Dünya Tabipler Birliği’nin “Savaş, Göç ve Sağlık: Hekimler Ne Yapmalı?” sempozyumunda konuşma yapan Sınır Tanımayan Doktorlar (MSF) Yunanistan ekibinden Dr. Apostolos Veizis, Suriye’deki savaşın beşinci yılında, Avrupa’nın göç edenleri karşılama politikasının yarattığı olumsuz sonuçlara, mülteci sayısındaki artışla birlikte artan sağlık sorunlarına ve sivillerin maruz kaldıkları ayrımcılıklara dikkat çekti.

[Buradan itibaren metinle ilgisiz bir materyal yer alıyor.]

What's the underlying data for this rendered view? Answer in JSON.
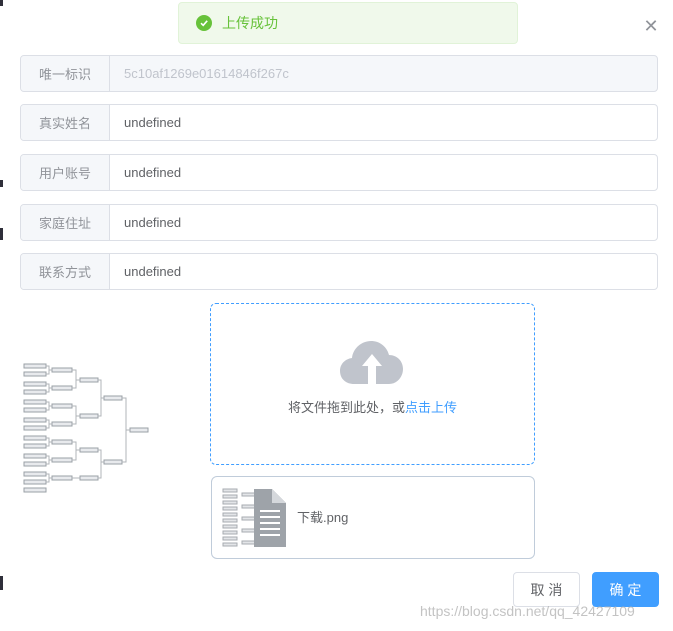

Dünya Tabipler Birliği’nin (WMA) İstanbul’da düzenlediği “Savaş, Göç ve Sağlık: Hekimler Ne Yapmalı?” sempozyumunda açılış konuşmalarından birini gerçekleştiren Sınır Tanımayan Doktorlar (MSF) Yunanistan Medikal Destek Birimi Başkanı Dr. Apostolos Veizis, Suriye Savaşı’yla tetiklenen göçe dair önemli bilgiler aktardı.
Dr. Veizis, sunumda MSF’nin elde ettiği verileri paylaştı. Bu verilere göre, 2015’te deniz yoluyla Yunanistan’a ulaşan toplam kişi sayısı 856 bin 723 iken, bu rakam sadece 2016’nın ilk iki ayında 100 bini geçti. Yunanistan’a ulaşanların ise yüzde 37’si çocuk, yüzde 21’i kadın ve yüzde 42’si erkeklerden oluşuyor.
Avrupa’nın uygulamalarını değerlendiren Veizis, “Avrupa Birliği ülkeleri bunu ‘mülteci krizi’ olarak nitelendiriyor. Fakat bu bize göre insanlık onurunu ortadan kaldıran bir ‘karşılama krizi’. Çünkü sadece Avrupa sınırlarındaki mültecinin sığınmacıların yüzde 80’inin tıbbi sorunları karşılama merkezlerindeki yetersiz şartlardan kaynaklanıyor. Hastalıkları biz yaratıyoruz. Bu ne kadar etik?” diyerek çarpıcı bir noktaya değindi. Ayrıca mülteci krizinin yeniden ürettiği ayrımcılıkların fiziksel ve psikolojik sağlık sorunlarını da beraber getirdiğini ekledi.
Göç rotaları üzerindeki gözaltı merkezlerini inceleyen MSF, bu merkezlerdeki şartların ve muamelenin göç edenlerin psikolojisini olumsuz yönde etkilediğini ve kaygı bozukluğu, umutsuzluk, intihara eğimlilik, travma sonrası stres bozukluğu gibi belirtilerin bu kişilerin yaklaşık yüzde 40’ında görüldüğünü iletti. Psikolojik rahatsızlıkların yanında görülen fiziksel rahatsızlıkların ise yüzde 63’ünün aşırı kalabalık, hijyen sorunu ve havasızlık gibi gözaltı merkezlerinin ortam şartlarıyla ilgili olduğu tespit edildi.